Friday, February 5, 2010

"The Yellow Wallpaper," the rest cure, and S. Weir Mitchell

This post contains spoilers about “The Yellow Wallpaper”

“The Yellow Wallpaper” by Charlotte Perkins Gilman is a short story about women, madness, and treatment in the late 1800’s. Since the author, herself, was under S. Weir Mitchell’s care and the rest cure, it is thought to be closely linked to her true experiences.

The nameless narrator, who some (myself included) believe is actually named Jane, goes with her husband, John, a physician, to a country house for the summer. She is essentially on the rest cure, which prohibits her from writing, reading, and doing much work at all. Her bedroom is a big room, which has hideous yellow wallpaper throughout it. She simultaneously begins focusing more and more on the wallpaper and losing her sanity. She begins to see a woman behind the wallpaper and many more outside “creeping.” At the end, she believes herself to be a woman who was hiding in the wallpaper and she creeps around the room as her husband passes out on the floor. (This is a very literal reading of the short story. Another reading I like is that the wallpaper is a domestic pattern (marriage, domesticity, etc.) of life out of which she wishes to break. She sees many other women who do not live within these domestic patterns, but they seem to try to hide this from others by “creeping.”)

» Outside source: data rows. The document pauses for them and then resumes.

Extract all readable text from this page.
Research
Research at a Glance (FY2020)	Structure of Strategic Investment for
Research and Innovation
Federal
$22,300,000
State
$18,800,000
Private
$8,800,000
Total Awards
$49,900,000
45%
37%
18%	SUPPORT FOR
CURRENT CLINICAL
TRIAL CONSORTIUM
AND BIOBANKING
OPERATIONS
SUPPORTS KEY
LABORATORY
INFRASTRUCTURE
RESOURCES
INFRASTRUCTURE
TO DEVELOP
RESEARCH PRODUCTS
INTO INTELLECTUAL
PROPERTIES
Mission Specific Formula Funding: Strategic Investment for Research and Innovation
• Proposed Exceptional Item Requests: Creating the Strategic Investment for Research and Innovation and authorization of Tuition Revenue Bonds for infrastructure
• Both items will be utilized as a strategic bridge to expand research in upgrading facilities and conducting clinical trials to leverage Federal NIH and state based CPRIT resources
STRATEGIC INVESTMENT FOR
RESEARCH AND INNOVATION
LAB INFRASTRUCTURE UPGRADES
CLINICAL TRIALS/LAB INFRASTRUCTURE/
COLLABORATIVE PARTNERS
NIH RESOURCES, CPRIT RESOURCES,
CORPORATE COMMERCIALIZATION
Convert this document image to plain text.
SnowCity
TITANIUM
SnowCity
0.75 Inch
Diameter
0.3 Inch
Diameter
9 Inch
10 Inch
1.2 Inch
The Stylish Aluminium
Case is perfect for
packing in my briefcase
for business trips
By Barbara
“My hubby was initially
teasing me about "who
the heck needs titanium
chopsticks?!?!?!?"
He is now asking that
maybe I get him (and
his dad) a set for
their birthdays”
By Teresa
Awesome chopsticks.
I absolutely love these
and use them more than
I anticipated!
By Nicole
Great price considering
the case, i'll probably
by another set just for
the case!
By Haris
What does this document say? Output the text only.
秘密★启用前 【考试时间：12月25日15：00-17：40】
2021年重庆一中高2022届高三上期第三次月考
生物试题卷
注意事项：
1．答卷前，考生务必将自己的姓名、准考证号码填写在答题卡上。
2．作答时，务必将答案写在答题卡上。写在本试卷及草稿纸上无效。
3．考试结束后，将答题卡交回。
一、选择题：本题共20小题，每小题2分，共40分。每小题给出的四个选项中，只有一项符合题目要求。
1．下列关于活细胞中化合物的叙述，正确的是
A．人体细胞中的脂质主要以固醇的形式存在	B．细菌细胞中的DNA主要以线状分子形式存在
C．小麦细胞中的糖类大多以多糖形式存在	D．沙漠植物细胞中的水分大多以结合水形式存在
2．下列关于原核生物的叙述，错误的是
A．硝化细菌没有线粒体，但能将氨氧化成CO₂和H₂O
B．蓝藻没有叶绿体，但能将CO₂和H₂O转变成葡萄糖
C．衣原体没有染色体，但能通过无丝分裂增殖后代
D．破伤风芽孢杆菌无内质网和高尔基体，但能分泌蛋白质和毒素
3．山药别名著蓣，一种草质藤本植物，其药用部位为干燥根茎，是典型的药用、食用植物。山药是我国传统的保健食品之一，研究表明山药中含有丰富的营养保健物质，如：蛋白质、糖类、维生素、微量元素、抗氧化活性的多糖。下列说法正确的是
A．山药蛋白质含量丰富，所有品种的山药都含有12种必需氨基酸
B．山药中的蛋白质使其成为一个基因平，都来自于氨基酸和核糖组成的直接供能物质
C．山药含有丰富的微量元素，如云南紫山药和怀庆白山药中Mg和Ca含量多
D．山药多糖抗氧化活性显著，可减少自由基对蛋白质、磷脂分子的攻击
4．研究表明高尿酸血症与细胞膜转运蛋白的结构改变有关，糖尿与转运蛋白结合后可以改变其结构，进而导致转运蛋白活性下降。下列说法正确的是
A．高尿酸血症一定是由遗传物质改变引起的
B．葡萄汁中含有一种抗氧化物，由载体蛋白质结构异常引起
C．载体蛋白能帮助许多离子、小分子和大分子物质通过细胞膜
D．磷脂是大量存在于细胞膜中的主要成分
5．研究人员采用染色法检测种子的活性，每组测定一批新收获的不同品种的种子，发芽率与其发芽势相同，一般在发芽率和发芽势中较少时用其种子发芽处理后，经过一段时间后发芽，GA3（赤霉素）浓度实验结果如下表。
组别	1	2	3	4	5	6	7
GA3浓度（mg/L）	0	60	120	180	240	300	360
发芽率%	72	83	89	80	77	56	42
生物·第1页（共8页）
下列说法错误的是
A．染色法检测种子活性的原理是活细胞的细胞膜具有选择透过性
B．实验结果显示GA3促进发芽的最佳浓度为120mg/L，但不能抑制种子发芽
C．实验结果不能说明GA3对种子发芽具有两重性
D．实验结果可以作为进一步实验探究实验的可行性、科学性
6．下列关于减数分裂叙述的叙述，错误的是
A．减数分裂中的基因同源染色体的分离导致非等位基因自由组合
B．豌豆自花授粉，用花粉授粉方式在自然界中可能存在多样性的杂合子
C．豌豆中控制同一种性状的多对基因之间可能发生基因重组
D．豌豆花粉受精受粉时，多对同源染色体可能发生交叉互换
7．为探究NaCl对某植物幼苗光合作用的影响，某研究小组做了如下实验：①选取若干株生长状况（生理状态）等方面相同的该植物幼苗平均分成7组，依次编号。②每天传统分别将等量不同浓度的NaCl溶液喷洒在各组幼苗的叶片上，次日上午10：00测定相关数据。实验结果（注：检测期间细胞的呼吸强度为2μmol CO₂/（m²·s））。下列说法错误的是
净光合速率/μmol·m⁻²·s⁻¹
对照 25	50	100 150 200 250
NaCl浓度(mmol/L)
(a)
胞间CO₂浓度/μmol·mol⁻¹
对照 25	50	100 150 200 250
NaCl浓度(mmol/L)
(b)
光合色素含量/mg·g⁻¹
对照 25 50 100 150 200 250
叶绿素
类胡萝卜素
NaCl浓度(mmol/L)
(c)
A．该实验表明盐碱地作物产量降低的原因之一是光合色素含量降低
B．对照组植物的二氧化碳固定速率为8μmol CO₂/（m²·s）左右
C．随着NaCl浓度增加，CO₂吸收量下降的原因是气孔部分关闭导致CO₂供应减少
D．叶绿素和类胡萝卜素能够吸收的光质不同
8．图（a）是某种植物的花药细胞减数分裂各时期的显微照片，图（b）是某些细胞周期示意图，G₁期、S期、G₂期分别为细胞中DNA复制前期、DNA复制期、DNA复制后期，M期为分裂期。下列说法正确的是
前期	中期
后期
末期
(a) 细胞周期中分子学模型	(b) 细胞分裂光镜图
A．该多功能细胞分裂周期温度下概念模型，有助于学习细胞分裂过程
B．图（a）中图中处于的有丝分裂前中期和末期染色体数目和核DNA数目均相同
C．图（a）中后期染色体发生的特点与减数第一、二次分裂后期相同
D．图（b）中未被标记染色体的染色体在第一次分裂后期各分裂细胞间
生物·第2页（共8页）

“The Yellow Wallpaper” shows the ways in which women’s illnesses were treated in that time. I have actually read parts of S. Weir Mitchell’s “Fat and Blood: An Essay on the Treatment of Certain Forms of Neurasthenia and Hysteria.” According to this “essay” (although it seems much longer, like a book), the proper treatment for neurasthenia and hysteria (both considered women’s diseases) was to make them overeat and rest. In addition, Mitchell states that the caregiver should not indulge the patient and not let the patient have what she wants. Thus, Mitchell suggests that the patient never knows what is best for her. “The Yellow Wallpaper” contradicts this, however, by showing the narrator’s tailspin into insanity. She pleads with her husband to take her away from the house and to get rid of the wallpaper, but using the logic of S. Weir Mitchell, he refuses to give in to her “indulgences.” His inability to understand her needs by following Weir Mitchell’s medical doctrine ultimately causes the narrator’s lapse into sanity and shows to the audience that this type of “treatment” did not help anyone.

If you want to read S. Weir Mitchell’s manuscript about the rest cure, which I advise because it is both funny and maddening, you can do so at http://www.gutenberg.org/files/16230/16230-h/16230-h.htm#CHAPTER_V . That link takes you directly to Chapter 5: Rest, the ones around it are also highly entertaining/maddening/scary. (I say that it is entertaining/maddening/scary because it is entertaining to think these people actually thought they knew what they were talking about, maddening to think that they actually treated women this way, and also scary to think that they not only treated women this way but also truly thought it was helping them!)

If you want to read “The Yellow Wallpaper”, it is available online as well. You can read it at http://gilman.thefreelibrary.com/Yellow-Wallpaper. I strongly encourage you to read this short story if you have not. I think it is one of the best short stories I have ever read and I take something new out of it every time I read it.